Finite volume Triangular grids SBP Energy stability Compressible Navier–Stokes Kinetic energy preservation## 1 Introduction

Finite volume methods might be cell-centered or vertex-centered depending on the spatial location of the solution. In the latter case, a dual finite volume has to be constructed around each vertex, including vertices on the boundary. On triangular/tetrahedral grids, the vertex-based scheme has a flavour of finite element method using \(P_1\) basis functions, especially for the discretization of Laplacian term [1]. A difficulty that presents itself with vertex-centered scheme is the implementation of boundary conditions since there are degrees of freedom located on the boundaries. For the Poisson or heat equation, one can directly set the Dirichlet boundary condition for vertices on the boundary and update only the interior vertices using the finite volume method. This is the *strong* implementation of the boundary condition. For compressible Navier–Stokes equations, the no-slip boundary condition can be implemented strongly; but there are additional variables due to density and energy. The usual practice is to update all the quantities for a boundary vertex using the finite volume method and then reset the velocity to satisfy the no-slip condition. The degrees of freedom in a compressible model are the mass density, momentum density and energy density while boundary conditions are usually provided on velocity and temperature, which are not degrees of freedom but are derived quantities from the actual degrees of freedom.
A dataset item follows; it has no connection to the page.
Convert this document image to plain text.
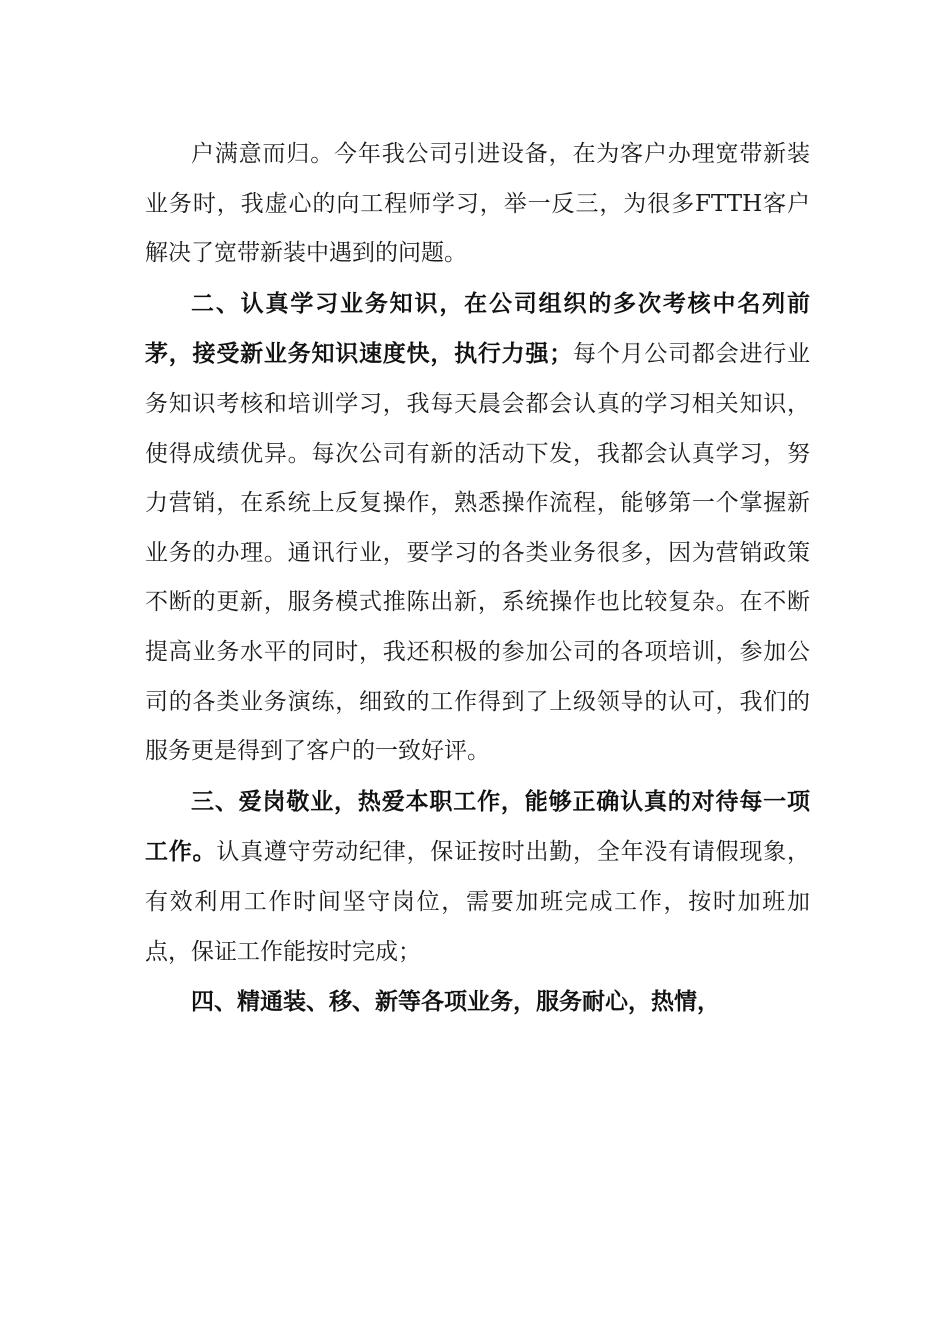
户满意而归。今年我公司引进设备，在为客户办理宽带新装业务时，我虚心的向工程师学习，举一反三，为很多FTTH客户解决了宽带新装中遇到的问题。

二、认真学习业务知识，在公司组织的多次考核中名列前茅，接受新业务知识速度快，执行力强；每个月公司都会进行业务知识考核和培训学习，我每天晨会都会认真的学习相关知识，使得成绩优异。每次公司有新的活动下发，我都会认真学习，努力营销，在系统上反复操作，熟悉操作流程，能够第一个掌握新业务的办理。通讯行业，要学习的各类业务很多，因为营销政策不断的更新，服务模式推陈出新，系统操作也比较复杂。在不断提高业务水平的同时，我还积极的参加公司的各项培训，参加公司的各类业务演练，细致的工作得到了上级领导的认可，我们的服务更是得到了客户的一致好评。

三、爱岗敬业，热爱本职工作，能够正确认真的对待每一项工作。认真遵守劳动纪律，保证按时出勤，全年没有请假现象，有效利用工作时间坚守岗位，需要加班完成工作，按时加班加点，保证工作能按时完成；

四、精通装、移、新等各项业务，服务耐心，热情，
In a *weak* implementation of Dirichlet boundary conditions, one updates boundary points also using the finite volume method which should implicitly account for the boundary conditions. The boundary vertex value is not reset to the boundary condition value as in the strong implementation, so that the solution on the boundary vertices do not exactly agree with the Dirichlet conditions. It is not necessary to exactly satisfy the boundary conditions since anyway the interior solution is only approximate. The error in the boundary solution should be acceptable as long as it is of the same order as the error of the interior solution and the global error converges at expected rates. It must also be remembered that the solution of a finite volume method denotes cell average values and not point values. The cell average value is a second order approximation to the solution at the centroid of the finite volume. For a dual cell around a boundary vertex, the cell lies only on one side of the boundary and the cell centroid does not lie on the boundary. The solution at a boundary vertex in a finite volume method thus represents the average value in the boundary cell and is not the value of the solution at the boundary vertex.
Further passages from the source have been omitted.